Posted on 11/01/2015 7:14:40 AM PST by BenLurkin
Astronomers initially thought the object was an asteroid when they spotted it in early October, and named it Asteroid 2015 TB145.
But using the US space agency's Infrared Telescope Facility (IRTF) on Mauna Kea, Hawaii, experts "have determined that the celestial object is more than likely a dead comet that has shed its volatiles after numerous passes around the sun," NASA's Jet Propulsion Laboratory said in a statement late Friday.
...
The space rock has already grabbed attention with its unusually high speed and big size, about as large as a football stadium at 2,000 feet (600 meters) in diameter.
There is no danger of it hitting Earth, however.
When it zips by Saturday at 1 pm (1700 GMT), it will do so at a distance of 302,000 miles (486,000 kilometers).
That's about 1.3 times the distance between the Earth and the Moon.

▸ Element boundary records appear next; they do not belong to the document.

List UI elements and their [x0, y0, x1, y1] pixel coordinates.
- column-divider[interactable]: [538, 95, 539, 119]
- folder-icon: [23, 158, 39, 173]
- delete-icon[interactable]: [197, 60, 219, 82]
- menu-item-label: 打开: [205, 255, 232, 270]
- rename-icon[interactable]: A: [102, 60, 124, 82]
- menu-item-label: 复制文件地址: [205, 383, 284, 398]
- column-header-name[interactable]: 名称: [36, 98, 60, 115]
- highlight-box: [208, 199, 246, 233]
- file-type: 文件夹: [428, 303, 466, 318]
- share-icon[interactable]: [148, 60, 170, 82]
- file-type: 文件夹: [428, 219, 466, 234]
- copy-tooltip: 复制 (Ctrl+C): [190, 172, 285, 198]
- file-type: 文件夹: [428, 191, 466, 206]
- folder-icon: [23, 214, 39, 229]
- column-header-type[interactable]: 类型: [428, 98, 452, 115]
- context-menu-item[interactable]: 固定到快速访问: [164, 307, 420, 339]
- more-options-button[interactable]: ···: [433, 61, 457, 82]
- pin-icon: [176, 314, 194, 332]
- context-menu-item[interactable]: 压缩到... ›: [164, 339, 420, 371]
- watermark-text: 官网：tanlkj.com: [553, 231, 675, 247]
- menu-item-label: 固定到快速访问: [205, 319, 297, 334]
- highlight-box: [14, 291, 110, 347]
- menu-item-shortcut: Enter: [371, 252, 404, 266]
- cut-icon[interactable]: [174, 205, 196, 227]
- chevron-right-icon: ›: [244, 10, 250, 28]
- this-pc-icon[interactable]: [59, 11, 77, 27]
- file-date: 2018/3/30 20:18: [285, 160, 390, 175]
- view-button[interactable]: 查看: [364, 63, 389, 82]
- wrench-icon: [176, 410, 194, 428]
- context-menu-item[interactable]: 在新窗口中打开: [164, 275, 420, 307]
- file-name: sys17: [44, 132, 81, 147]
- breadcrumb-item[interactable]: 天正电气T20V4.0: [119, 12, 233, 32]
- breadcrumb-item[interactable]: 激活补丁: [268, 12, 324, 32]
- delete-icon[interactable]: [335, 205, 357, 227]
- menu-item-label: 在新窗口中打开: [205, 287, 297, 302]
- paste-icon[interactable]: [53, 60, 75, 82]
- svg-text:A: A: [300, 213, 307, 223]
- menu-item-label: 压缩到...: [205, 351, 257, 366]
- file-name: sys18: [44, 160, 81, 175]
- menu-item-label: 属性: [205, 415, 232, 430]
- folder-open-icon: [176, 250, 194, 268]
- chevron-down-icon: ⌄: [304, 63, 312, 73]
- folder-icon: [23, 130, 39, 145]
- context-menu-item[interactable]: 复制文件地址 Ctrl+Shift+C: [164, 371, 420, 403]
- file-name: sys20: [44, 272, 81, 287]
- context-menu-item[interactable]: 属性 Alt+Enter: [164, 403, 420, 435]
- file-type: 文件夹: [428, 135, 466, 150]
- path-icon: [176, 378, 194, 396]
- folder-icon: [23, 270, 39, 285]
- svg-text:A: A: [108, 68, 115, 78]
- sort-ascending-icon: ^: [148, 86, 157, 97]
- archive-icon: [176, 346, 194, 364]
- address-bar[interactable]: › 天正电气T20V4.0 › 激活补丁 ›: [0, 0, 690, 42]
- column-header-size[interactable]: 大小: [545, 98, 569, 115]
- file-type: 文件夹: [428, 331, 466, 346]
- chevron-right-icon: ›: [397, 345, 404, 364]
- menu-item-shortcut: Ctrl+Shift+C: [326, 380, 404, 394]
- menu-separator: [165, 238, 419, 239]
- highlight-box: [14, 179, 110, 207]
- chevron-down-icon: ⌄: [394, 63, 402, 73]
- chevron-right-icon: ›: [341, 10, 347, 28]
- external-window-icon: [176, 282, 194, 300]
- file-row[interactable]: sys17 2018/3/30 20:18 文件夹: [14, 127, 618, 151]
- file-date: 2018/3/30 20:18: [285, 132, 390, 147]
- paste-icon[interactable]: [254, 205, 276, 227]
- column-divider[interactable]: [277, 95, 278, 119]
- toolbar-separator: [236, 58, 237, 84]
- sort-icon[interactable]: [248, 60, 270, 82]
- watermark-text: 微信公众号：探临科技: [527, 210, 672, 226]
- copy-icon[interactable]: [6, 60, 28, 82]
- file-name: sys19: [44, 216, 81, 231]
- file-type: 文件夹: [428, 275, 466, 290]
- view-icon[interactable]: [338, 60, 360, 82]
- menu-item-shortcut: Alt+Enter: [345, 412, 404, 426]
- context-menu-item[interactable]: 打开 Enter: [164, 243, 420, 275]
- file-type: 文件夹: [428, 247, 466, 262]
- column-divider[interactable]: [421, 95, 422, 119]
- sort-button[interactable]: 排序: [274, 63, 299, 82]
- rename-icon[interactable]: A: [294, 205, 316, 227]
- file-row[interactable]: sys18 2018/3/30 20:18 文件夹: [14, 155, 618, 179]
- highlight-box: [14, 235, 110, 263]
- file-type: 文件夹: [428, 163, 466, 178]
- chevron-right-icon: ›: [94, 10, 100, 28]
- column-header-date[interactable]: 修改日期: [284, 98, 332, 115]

(Excerpt) Read more at news.yahoo.com ...
Hmmm doesn’t look dead to me. O well, at least I got spared from cleaning my apartment. It is very important to have a clean home should the Earth fall apart.
Human brains look for patterns in everything.
How can a rock ever have been ‘alive’?
In two senses:
1. an active comet boils off all its volatiles and no longer grows a tail near the Sun, it becomes a dead lump. If it's 'dead' now, it must have been 'alive' then.
2. anything carved into rock still attached to it's parent bedrock (as opposed to quarried from the parent rock) is said to be carved from 'living rock'.
Funny language, English...
It’s not the dead comets that worry me. It’s the Living Comets that you have to watch out for.